International rating agency S&P Global Ratings has updated its long-term sovereign credit rating and issuer's rating in foreign currency of Ukraine. Agency analysts downgraded to "CC" from "CCC" with a "negative" forecast.
This is stated in the message of the agency, Interfax-Ukraine reports.
"We expect that the Ukrainian government will begin formal negotiations on debt restructuring with private creditors in the short term and will complete this process by the middle of this year. We believe it is almost certain that Ukraine will default on its external commercial obligations," the statement said.
At the same time, S&P confirmed short-term ratings of Ukraine in foreign currency "C," in national currency "CCC +/C" and according to the national scale "uaBB." The forecast for the rating in foreign currency is "negative," and for the rating in the national currency - "stable."
It added that it is likely to reduce the rating to "SD" (selective default) during the restructuring, because in light of the long balance of payments and budgetary problems it will be considered problematic. In the absence of restructuring, the government faces debt servicing payments on Eurobonds of USD 4.5 billion in 2024 and approximately USD 3 billion on average annually in 2025-2027.

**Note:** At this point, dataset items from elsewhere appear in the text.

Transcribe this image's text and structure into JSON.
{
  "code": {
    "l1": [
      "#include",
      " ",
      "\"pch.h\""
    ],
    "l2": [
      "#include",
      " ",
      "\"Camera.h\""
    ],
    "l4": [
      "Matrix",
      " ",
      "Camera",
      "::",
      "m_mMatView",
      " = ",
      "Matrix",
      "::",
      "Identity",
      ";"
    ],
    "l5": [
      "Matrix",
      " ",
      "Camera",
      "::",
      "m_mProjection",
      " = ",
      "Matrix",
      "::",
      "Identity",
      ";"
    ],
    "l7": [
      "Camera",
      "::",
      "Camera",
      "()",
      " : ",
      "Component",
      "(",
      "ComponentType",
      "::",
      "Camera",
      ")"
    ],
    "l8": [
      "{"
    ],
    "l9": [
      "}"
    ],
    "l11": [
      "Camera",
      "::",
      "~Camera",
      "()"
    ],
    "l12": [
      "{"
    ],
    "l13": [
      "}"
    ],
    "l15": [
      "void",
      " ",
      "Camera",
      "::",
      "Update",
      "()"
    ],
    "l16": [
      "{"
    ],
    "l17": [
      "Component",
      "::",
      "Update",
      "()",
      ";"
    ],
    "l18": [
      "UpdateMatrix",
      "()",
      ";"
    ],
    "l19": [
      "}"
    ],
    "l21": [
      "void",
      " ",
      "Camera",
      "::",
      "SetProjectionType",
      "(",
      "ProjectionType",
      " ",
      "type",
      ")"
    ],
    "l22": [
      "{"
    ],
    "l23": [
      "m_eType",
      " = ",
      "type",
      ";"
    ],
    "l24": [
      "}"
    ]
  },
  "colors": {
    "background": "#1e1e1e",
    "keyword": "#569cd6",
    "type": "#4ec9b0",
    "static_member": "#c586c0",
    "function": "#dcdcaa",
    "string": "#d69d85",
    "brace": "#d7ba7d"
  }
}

According to S&P, restructuring of hryvnia debt is unlikely, since it is mostly owned by the National Bank and domestic banks, half of which are state-owned.
The agency in the basic scenario expects that foreign grants and concessional loans will continue to cover most of the Ukrainian government's funding needs this year and likely in the next period. In particular, Ukraine will be able to raise USD 38 billion this year after USD 43 billion last year to finance the budget, despite the delay in allocating USD 8 billion from the United States.
Based on its macroeconomic and budgetary forecasts, the S&P expects public debt as a share of GDP to increase by the end of 2024 to 95% of GDP from 85.4% of GDP last year and 49% of GDP before the war, after which it stabilizes.
"With all that, we expect the share of long-term concessional loans from multilateral and official lenders in total public debt to continue to increase from the current high of 51%," the agency added.